Current approaches to utilizing Cas12a2 in diagnostics face significant limitations due to its inherent non-specific cleavage activity, which can lead to unintended degradation of both single-stranded and double-stranded nucleic acids. This collateral damage can result in false positives and negatives, reducing the reliability and accuracy of diagnostic tests. Additionally, the molecular basis of Cas12a2’s activation and substrate specificity remains poorly understood, complicating efforts to engineer the enzyme for improved performance. Existing methods also struggle with the enzyme’s sensitivity to mismatches in the target RNA sequence, further affecting its diagnostic utility. Therefore, there is a pressing need for modified versions of Cas12a2 that can selectively cleave single-stranded nucleic acids while sparing double-stranded DNA, thereby enhancing the specificity and effectiveness of CRISPR-based diagnostic assays.

Technology description

The technology involves engineered Cas12a2 molecules that are designed to selectively cleave single-stranded nucleic acids while minimizing their activity on double-stranded nucleic acids. This selectivity is achieved through specific mutations in the Cas12a2 protein, such as Y465A and Y1080A, which reduce the cleavage of double-stranded DNA. Another mutation, Y1069A, enables the enzyme to cleave single-stranded DNA but not single-stranded RNA or double-stranded DNA. The Cas12a2 structure includes a recognition lobe and a nuclease lobe, with the active site exposed upon binding to a target RNA sequence. The binding induces conformational changes that create a positively charged groove, accommodating single-stranded nucleic acids for cleavage. These modifications make Cas12a2 suitable for diagnostic tools to detect specific RNA sequences, providing a measurable signal in the presence of target RNA while reducing off-target effects on double-stranded DNA.
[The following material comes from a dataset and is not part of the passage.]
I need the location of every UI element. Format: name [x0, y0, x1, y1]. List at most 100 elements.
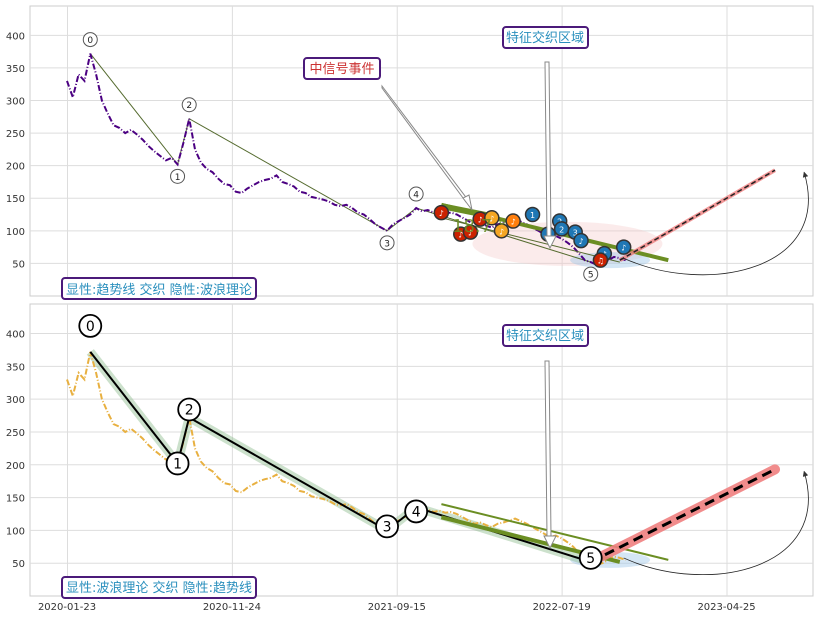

What differentiates this technology is its precise control over nucleic acid cleavage, which is achieved by altering specific residues within the Cas12a2 protein. Unlike other CRISPR systems that may have broader or less specific cleavage activities, the modified Cas12a2 molecules exhibit a highly selective cleavage pattern. This selectivity is crucial for diagnostic applications where accuracy is paramount. The ability to tune the enzyme’s activity to target only specific nucleic acids while minimizing off-target effects enhances its utility in sensitive and specific detection of RNA sequences. Additionally, the structural insights into how the Cas12a2 undergoes conformational changes upon RNA target binding provide a deeper understanding of its mechanism, further differentiating it from other nucleases and making it a versatile tool in molecular diagnostics.